SHOW SERIES extremely slow and unacceptable on bigger DB

Same behavior on all 1.3 and 1.4.

On 1.4 we have simple info about DB cardinality:

cardinality estimation
----------------------
1856641

taking show series on this DB

show series  limit 1 offset 0 

shows 1 series as we expect but after almost 30 seconds !!!

real	0m29.573s
user	0m0.009s
sys	    0m0.007s

for

> show series  limit 100 offset 10

real	0m31.508s
user	0m0.000s
sys	    0m0.010s

for

show series limit 10000 offset 10

real	0m35.080s
user	0m0.148s
sys	    0m0.063s

Always more than 30 second

We have other DB with more tags and it takes even 7 minutes to get 1 series from a schema which is totally inefficient.

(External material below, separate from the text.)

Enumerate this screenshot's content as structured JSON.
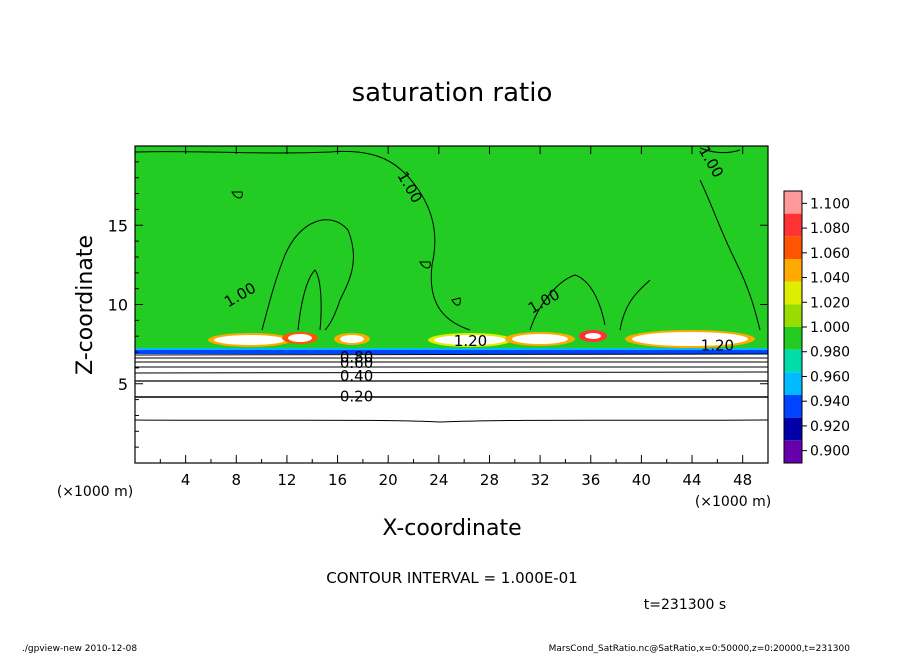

It is no different how big limit we take, it is always building whole series list on the backend?

Is there any way to improve metadata queries in influxdb, cache, some configuration improvements?

1 Like

This is still a problem in the latest version 1.5.2.

My query “show series limit 1” ran for a about 15 minutes and caused massive amounts of memory allocation (a few GB) on each server in the cluster sequentially.

The result was the first metric name (alphabetically), so I assume it does sort internally, which is implemented utterly inefficiently. InfluxData need to seriously invest in searches of distributed indicies by implementing sort on top of sorted streams pulled from each node, where each stream is jitted without memory allocation, hitting appropriate persistent index.

The same problem exists for other types of metadata queries, such as find metric starting with for tag=value.
They run for about 1 hour, when user would expect milliseconds, because Grafana makes these requests for type-ahead. Unacceptable! (Interesting, that the queries eventually do succeed and type-ahead is suggested, but I guess users would be a little inpatient if finding/typing the measurement takes a few days.)

I am not sure if this is only problem in the clustered version, because I didn’t previously see it in a single-node Dev instance. If that’s the case, why would we want to pay for clustering and may scale back to a single VM or shard data manually?

Any advice on how to overcome this issue would be greatly appreciated.
My best ideas right now is (1) to test the same on a single VM and see if clustering is the problem, (2) limit amounts of historical data (on single-node VM) to 1 day and (3) split data to multiple retention policy (or databases).